25 Comments

Summary:

While at some point, dynamically moving VMs inside a single data center or between two data centers will be a seamless process, it’s not now. In the meantime, however, there are numerous opportunities for startups to offer solutions that will help make such seamlessness a reality.

Among the many innovations that virtualization has brought to the data center is server mobility, or the ability to live-migrate virtual machines (VMs) across physical servers. With it comes a marketing story that dynamically moving VMs inside a single data center or between two data centers is a seamless process. While at some point that will undoubtedly be true, it’s far from an operational reality today. In the meantime, there are numerous opportunities for startups to offer solutions that will help make such seamlessness a reality.

Currently, moving a VM from a one physical machine to another has two important constraints. First, both machines must share the same storage back end, typically a Fibre Channel/iSCSI SAN or network-attached storage. Second, the physical machines must reside in the same VLAN or subnet. This means that inside a single data center, one can only move a VM across a relatively small number of physical machines. Not exactly what the marketing guys would have you believe.

While this might be a small inconvenience to an enterprise data center, think about it from the perspective of a cloud provider. Their entire reason for existence is to maximize revenue earned from every dollar spent on servers. If the network limits their server utilization by constraining VM mobility, then it’s costing them revenue. Maybe they should try asking for that money back from their current networking vendor?

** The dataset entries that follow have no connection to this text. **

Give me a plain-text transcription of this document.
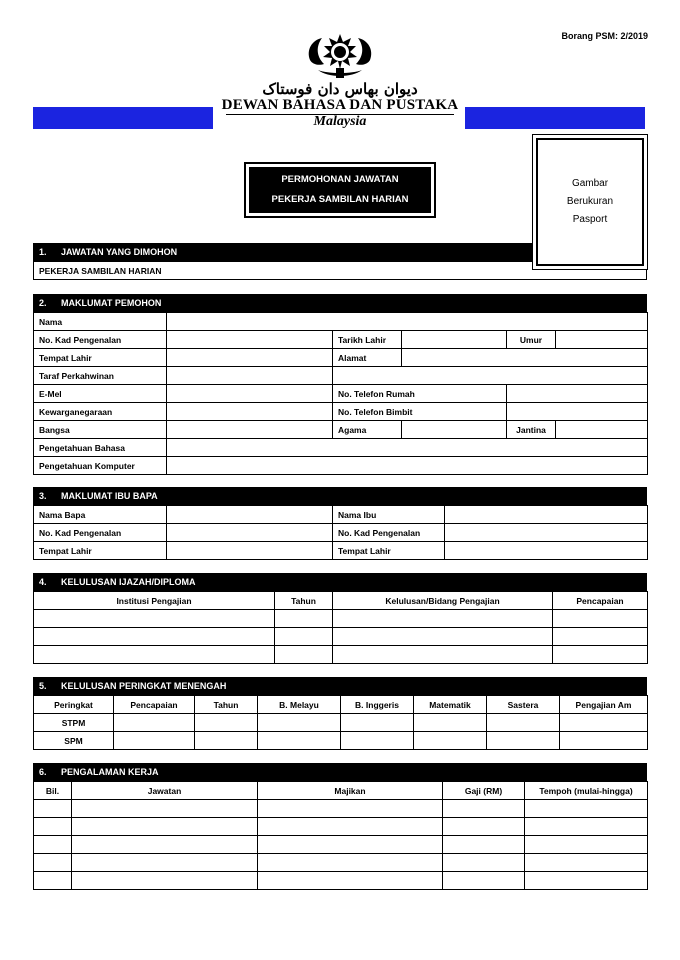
Borang PSM: 2/2019
ديوان بهاس دان فوستاک
DEWAN BAHASA DAN PUSTAKA
Malaysia
PERMOHONAN JAWATAN
PEKERJA SAMBILAN HARIAN
1. JAWATAN YANG DIMOHON
PEKERJA SAMBILAN HARIAN
Gambar
Berukuran
Pasport
2. MAKLUMAT PEMOHON
Nama					
No. Kad Pengenalan		Tarikh Lahir		Umur	
Tempat Lahir		Alamat			
Taraf Perkahwinan					
E-Mel		No. Telefon Rumah			
Kewarganegaraan		No. Telefon Bimbit			
Bangsa		Agama		Jantina	
Pengetahuan Bahasa					
Pengetahuan Komputer					
3. MAKLUMAT IBU BAPA
Nama Bapa		Nama Ibu	
No. Kad Pengenalan		No. Kad Pengenalan	
Tempat Lahir		Tempat Lahir	
4. KELULUSAN IJAZAH/DIPLOMA
Institusi Pengajian	Tahun	Kelulusan/Bidang Pengajian	Pencapaian

5. KELULUSAN PERINGKAT MENENGAH
Peringkat	Pencapaian	Tahun	B. Melayu	B. Inggeris	Matematik	Sastera	Pengajian Am
STPM							
SPM							
6. PENGALAMAN KERJA
Bil.	Jawatan	Majikan	Gaji (RM)	Tempoh (mulai-hingga)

Many networking vendors talk about the flattening of the data center network as a cure-all, and would advise simply building a very large VLAN. But such an approach has a host of problems that have been around for years and are why routers are deployed in the first place: limiting multicast traffic, Spanning trees issues with multipathing, and of course the fact that network operations staff use VLANs for very real purposes like segmenting traffic for security, compliance, PCI, etc. These and a number of other limitations of current data center networks are on the radar of vendors and standards bodies; meanwhile, the research community has responded with lots of papers with funny names like VL2 (PDF) and PortLand (PDF), among others. What we need now are startups to come up with some creative, and practical, solutions to these problems. For if networking continues to play second fiddle to compute and storage, the cloud vision will never be fully realized.

And while server mobility inside a single data center is tough, inter-datacenter and data center-to-the-cloud server mobility is even tougher. Cisco and VMware have published (PDF) papers about it a few times, but the solutions they’re proposing seem more like hero experiments than practical solutions at this point.

For long-distance applications storage becomes the big problem, which EMC highlighted just last month with the release of VPLEX (GigaOM Pro, sub req’d). It turns out that replicating VM data across the WAN is doable, but really expensive and even more bandwidth-consumptive. Also, if you’re using Fibre Channel there are distance limitations due to the FC protocol. Oh, and with the various flavors of storage over IP, you’d better not have any packet loss. On the other hand, you could chose to move just the VM state while keeping storage in the original data center, but that will impact application performance. In other words, when all is said and done, getting this to work is extremely complicated, and probably only feasible if money is no object.

The typical use cases cited for VMware’s LD VMotion are for disaster recovery and avoidance, workload balancing, etc. The concept of moving from disaster recovery to disaster avoidance is a compelling shift and can add additional layers of reliability on top of existing features from VMware, including High Availability and Fault Tolerance. There seems to be a clear need for inter-data center and private-to-public cloud migration. And those use cases –- which I believe are set to take off –- should be the real call to arms to make such a capability operationally efficient and much less expensive.

Server mobility is a powerful tool in the modern data center, but it currently has numerous limitations. In these limitations I see opportunity for startups, especially when it comes to fixing the networking issues and helping to decrease the storage costs. Let me know if you do, too.

To hear more about server mobility and similar topics, attend Structure on June 23 & 24 in San Francisco.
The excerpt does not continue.